Not only is OpenSPARC dead, I get the impression that "ClosedSPARC" is pretty dead too. After M8, Oracle laid off their CPU design team, there will be no successor to SPARC M8. Fujitsu was going to continue on, but, rumour has it, that they tried to buy SPARC off Oracle but couldn't reach a deal (probably Oracle was asking for too much money) and after that they've decided to move away from SPARC towards ARM. So I doubt their latest SPARC CPU (SPARC64 XII) is going to have a successor either.

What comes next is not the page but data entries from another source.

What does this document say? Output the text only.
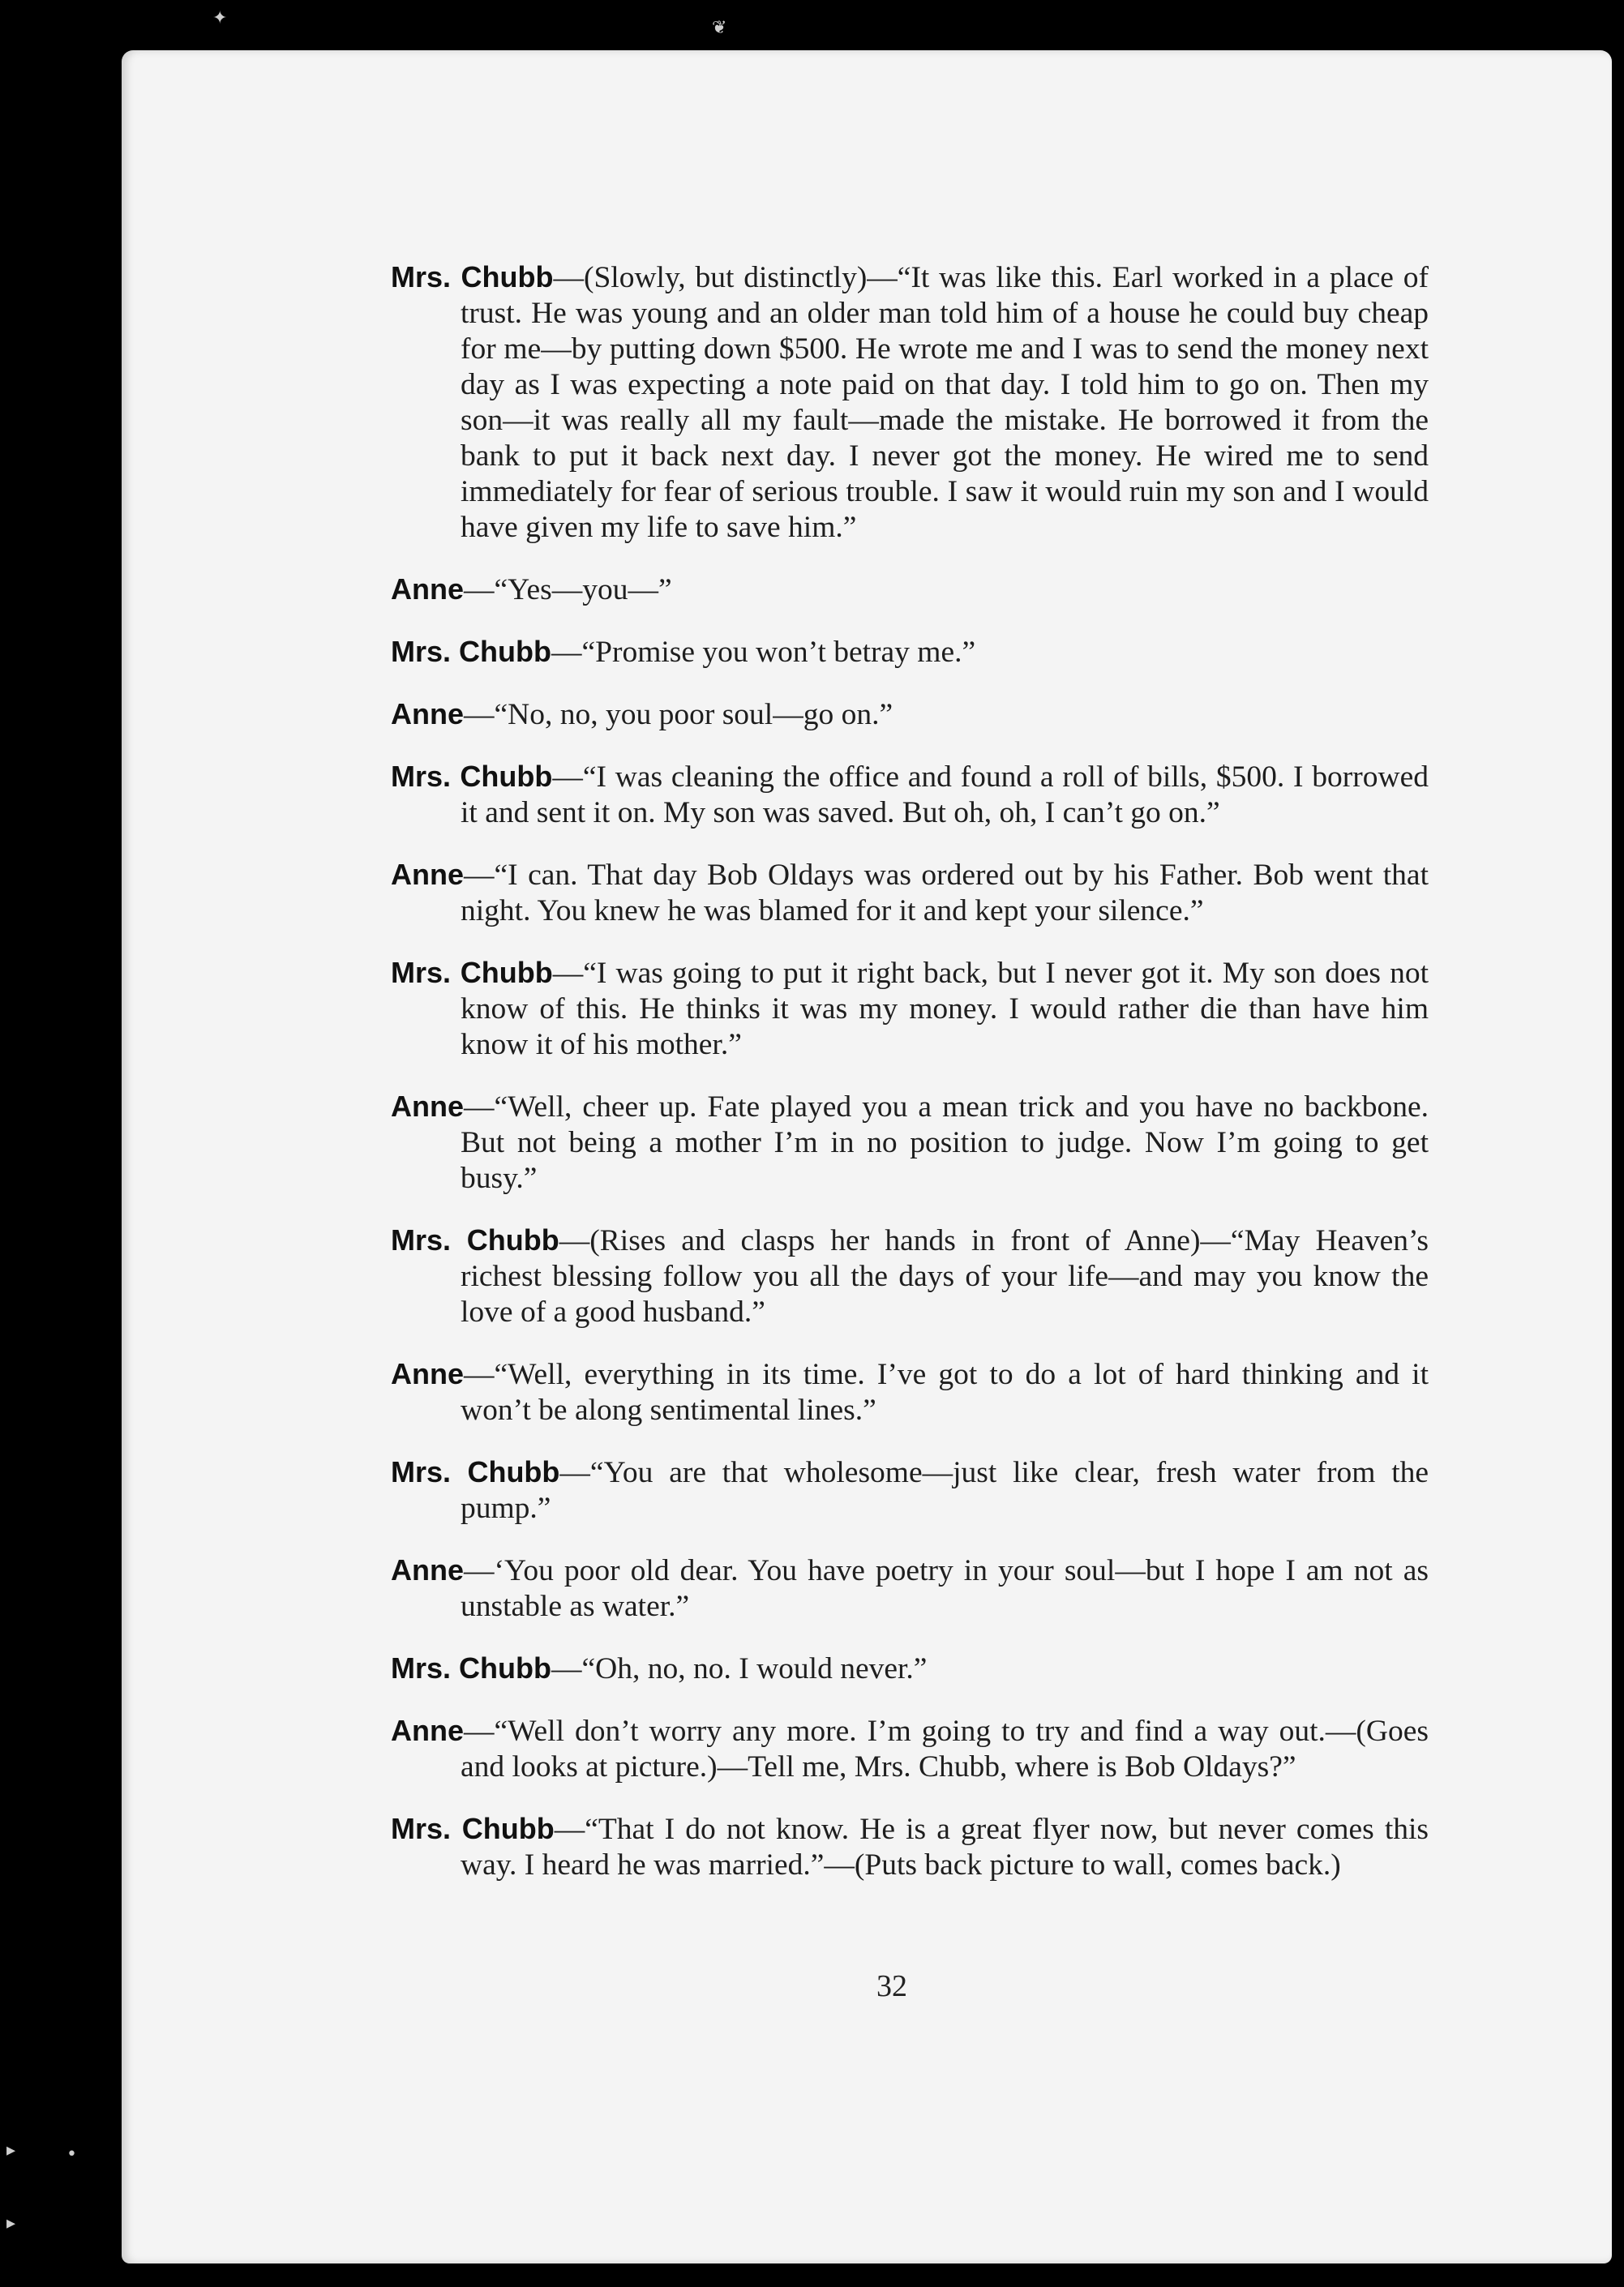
✦	❦
▸	•
▸

Mrs. Chubb—(Slowly, but distinctly)—“It was like this. Earl worked in a place of trust. He was young and an older man told him of a house he could buy cheap for me—by putting down $500. He wrote me and I was to send the money next day as I was expecting a note paid on that day. I told him to go on. Then my son—it was really all my fault—made the mistake. He borrowed it from the bank to put it back next day. I never got the money. He wired me to send immediately for fear of serious trouble. I saw it would ruin my son and I would have given my life to save him.”

Anne—“Yes—you—”

Mrs. Chubb—“Promise you won’t betray me.”

Anne—“No, no, you poor soul—go on.”

Mrs. Chubb—“I was cleaning the office and found a roll of bills, $500. I borrowed it and sent it on. My son was saved. But oh, oh, I can’t go on.”

Anne—“I can. That day Bob Oldays was ordered out by his Father. Bob went that night. You knew he was blamed for it and kept your silence.”

Mrs. Chubb—“I was going to put it right back, but I never got it. My son does not know of this. He thinks it was my money. I would rather die than have him know it of his mother.”

Anne—“Well, cheer up. Fate played you a mean trick and you have no backbone. But not being a mother I’m in no position to judge. Now I’m going to get busy.”

Mrs. Chubb—(Rises and clasps her hands in front of Anne)—“May Heaven’s richest blessing follow you all the days of your life—and may you know the love of a good husband.”

Anne—“Well, everything in its time. I’ve got to do a lot of hard thinking and it won’t be along sentimental lines.”

Mrs. Chubb—“You are that wholesome—just like clear, fresh water from the pump.”

Anne—‘You poor old dear. You have poetry in your soul—but I hope I am not as unstable as water.”

Mrs. Chubb—“Oh, no, no. I would never.”

Anne—“Well don’t worry any more. I’m going to try and find a way out.—(Goes and looks at picture.)—Tell me, Mrs. Chubb, where is Bob Oldays?”

Mrs. Chubb—“That I do not know. He is a great flyer now, but never comes this way. I heard he was married.”—(Puts back picture to wall, comes back.)

32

POWER/AIX is a different situation from SPARC/Solaris. Unlike Oracle, IBM is continuing to invest and we can expect new iterations in the future.
(I used to work for Oracle, but not in the Systems area, and this isn't any non-public info, just stuff I've heard since I left.)
I like that idea. NetBSD focuses heavily on portability, and using less common architectures during testing should help ironing out weird bugs that would otherwise affect portability.
And even on earlier Pi's, WiFi and bluetooth doesn't work.
I wonder what the problem is.
Now you can just use generic Aarch64 UEFI images, since the pi 4 has a standards compliant UEFI/ACPI stack aka is "ServerReady"[0], and NetBSD 9 and above supports this machine type [1].
Edit: And for the wifi (and bluetooth) chipset, the gist is "it's a weird proprietary Broadcom chipset behind a somewhat unusual bus (SDIO)". FreeBSD has recently gained nominal support for the bus, eventually a wifi driver will be ported. Another place I've seen a SDIO wifi chipset used like this is the Wii. https://wiki.freebsd.org/SDIO
[0] https://rpi4-uefi.dev/about/
[1] https://www.netbsd.org/releases/formal-9/NetBSD-9.0.html
Back when PDAs didn't have WiFi as standard, SDIO was the only way to fit them.
In fact, if I recall correctly my GPD Pocket doodah has SDIO wifi.
The bus isn't unusual, at all.
As for weird broadcom stuff ... I'll give you that, as you're absolutely correct there ;)
Perhaps the problem is that you forgot to read about it before you posted?
https://wiki.netbsd.org/ports/evbarm/raspberry_pi/
(the first result for Googling "netbsd raspberry pi")
says "All board variants earlier than the RPI4 are believed supported, and specific boards known to work are listed."
So if that's wrong... great. But that's what it says.